Krisna menjelaskan bahwa, pendampingan anggotanya tersebut, tidak hanya tertuju pada rumah SH tersebut, namun juga ke rumah pelanggan PLN lainnya yang tercatat mengalami penunggakan.

“Jadi bukan untuk ke rumah SH saja anggota kita turun, tetapi ke setiap rumah, setiap hari, dan itu berlangsung di seluruh Indonesia, bukan hanya di Jambi saja” tandasnya.

Sementara itu, Manajer PLN UP3 Jambi, Hanfi Adrhean Abidin juga mengakui adanya aksi pemukulan yang dilakukan oleh seorang konsumennya, yang berada di Tambak Sari, Jambi Selatan, pada Selasa (12/10/2021) pagi.

Di mana, saat itu, anggotanya datang melakukan pemutusan konsumen yang menunggak.

Namun, saat itu terjadi insiden keributan antara anggotanya dengan SH, yang mengalami penunggakan.

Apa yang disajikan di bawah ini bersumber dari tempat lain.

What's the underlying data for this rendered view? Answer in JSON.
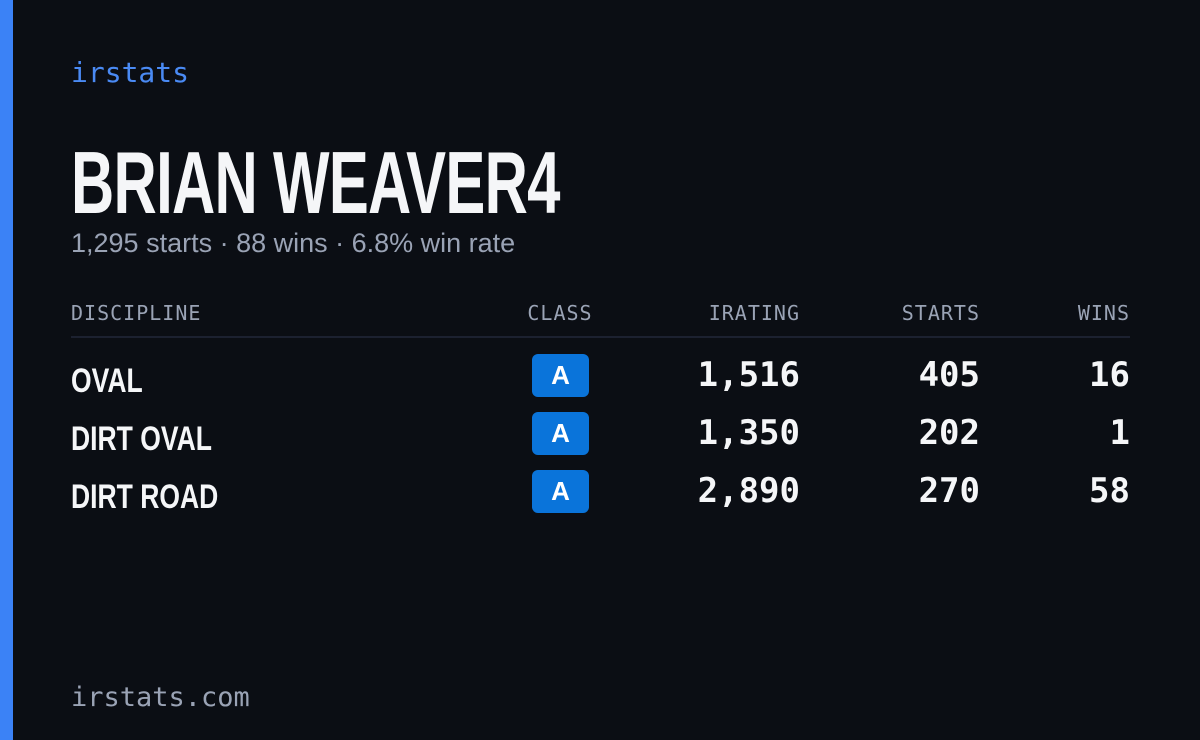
{
  "brand": "irstats",
  "profile": {
    "name": "BRIAN WEAVER4",
    "summary": "1,295 starts · 88 wins · 6.8% win rate"
  },
  "table": {
    "headers": [
      "DISCIPLINE",
      "CLASS",
      "IRATING",
      "STARTS",
      "WINS"
    ],
    "rows": [
      [
        "OVAL",
        "A",
        "1,516",
        "405",
        "16"
      ],
      [
        "DIRT OVAL",
        "A",
        "1,350",
        "202",
        "1"
      ],
      [
        "DIRT ROAD",
        "A",
        "2,890",
        "270",
        "58"
      ]
    ]
  },
  "footer": "irstats.com"
}
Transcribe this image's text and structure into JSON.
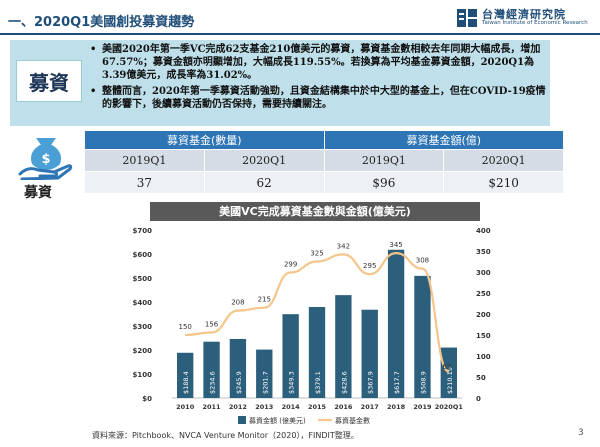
{
  "header": {
    "title": "一、2020Q1美國創投募資趨勢"
  },
  "logo": {
    "name": "台灣經濟研究院",
    "english": "Taiwan Institute of Economic Research"
  },
  "summary": {
    "label": "募資",
    "bullets": [
      "美國2020年第一季VC完成62支基金210億美元的募資，募資基金數相較去年同期大幅成長，增加67.57%；募資金額亦明顯增加，大幅成長119.55%。若換算為平均基金募資金額，2020Q1為3.39億美元，成長率為31.02%。",
      "整體而言，2020年第一季募資活動強勁，且資金結構集中於中大型的基金上，但在COVID-19疫情的影響下，後續募資活動仍否保持，需要持續關注。"
    ]
  },
  "fund_section": {
    "icon": "money-bag-hand-icon",
    "label": "募資"
  },
  "table": {
    "groups": [
      "募資基金(數量)",
      "募資基金額(億)"
    ],
    "years": [
      "2019Q1",
      "2020Q1",
      "2019Q1",
      "2020Q1"
    ],
    "values": [
      "37",
      "62",
      "$96",
      "$210"
    ]
  },
  "chart_data": {
    "type": "bar",
    "title": "美國VC完成募資基金數與金額(億美元)",
    "categories": [
      "2010",
      "2011",
      "2012",
      "2013",
      "2014",
      "2015",
      "2016",
      "2017",
      "2018",
      "2019",
      "2020Q1"
    ],
    "series": [
      {
        "name": "募資金額 (億美元)",
        "type": "bar",
        "axis": "left",
        "values": [
          188.4,
          234.6,
          245.9,
          201.7,
          349.3,
          379.1,
          428.6,
          367.9,
          617.7,
          508.9,
          210.19
        ]
      },
      {
        "name": "募資基金數",
        "type": "line",
        "axis": "right",
        "values": [
          150,
          156,
          208,
          215,
          299,
          325,
          342,
          295,
          345,
          308,
          62
        ]
      }
    ],
    "bar_labels": [
      "$188.4",
      "$234.6",
      "$245.9",
      "$201.7",
      "$349.3",
      "$379.1",
      "$428.6",
      "$367.9",
      "$617.7",
      "$508.9",
      "$210.19"
    ],
    "left_ticks": [
      "$0",
      "$100",
      "$200",
      "$300",
      "$400",
      "$500",
      "$600",
      "$700"
    ],
    "right_ticks": [
      "0",
      "50",
      "100",
      "150",
      "200",
      "250",
      "300",
      "350",
      "400"
    ],
    "ylim_left": [
      0,
      700
    ],
    "ylim_right": [
      0,
      400
    ],
    "legend_position": "bottom",
    "colors": {
      "bar": "#2c5f7c",
      "line": "#f5c58a"
    }
  },
  "footer": {
    "source": "資料來源：Pitchbook、NVCA Venture Monitor（2020），FINDIT整理。"
  },
  "page": {
    "number": "3"
  }
}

“Ya ada insiden kecil, dan berujung pada pemukulan yang dilakukan oleh satu konsumen kita tadi pagi,” kata Hanfi.

Saat itu, kata Hanfi, SH melontarkan perkataan kasar ke petugas, dan diikuti pemukulan oleh istri SH.

“Artinya, sesuai ketentuan 1 bulan lewat tgl 21 sudah kita laksanakan pemutusan sementara, dengan membongkar sebagian Alat Pembatas dan Pengukur, atau menyegel dan menurunkan Alat pembatas,” bilangnya.

Terkait pendampingan anggota PM yang dimaksud SH, kata Hanfi, sudah sesuai dengan aturan, seperti yang disebutkan oleh Dandenpom II/2 Sriwijaya.

“Ya itu benar, kami sudah ada kerja sama bantuan pengamanan dari Denpom, dan itu juga sudah menjadi tugas Denpom juga, bisa dilihat di Undang-undang nomor 34 Tahun 2004, TNI juga miliki tugas membantu pemerintahan di daerah,” kata Hanfi, saat dikonfirmasi via telepon.

Hanfi memastikan, TNI hanya melakukan pendampingan, sementara dalam pelaksanaanya di lapangan, pihak PLN yang langsung berkomunikasi dengan konsumen.

“Yang maju tetap petugas kami, dan anggota PM itu sudah ikut mendampingi kita dari awal rumah konsumen lainnya, tidak hanya ke rumah SH tersebut,” bilangnya.

Hanfi menjelaskan, sesuai dengan aturan PLN, bahwa pelanggan wajib membayar rekening listrik rutin sebelum tgl 20 setiap bulannya.

“Jika pelanggan telat membayar rekening listrik, maka PLN akan memutuskan aliran listriknya dan mengganti dengan kwh meter prabayar,” jelasnya.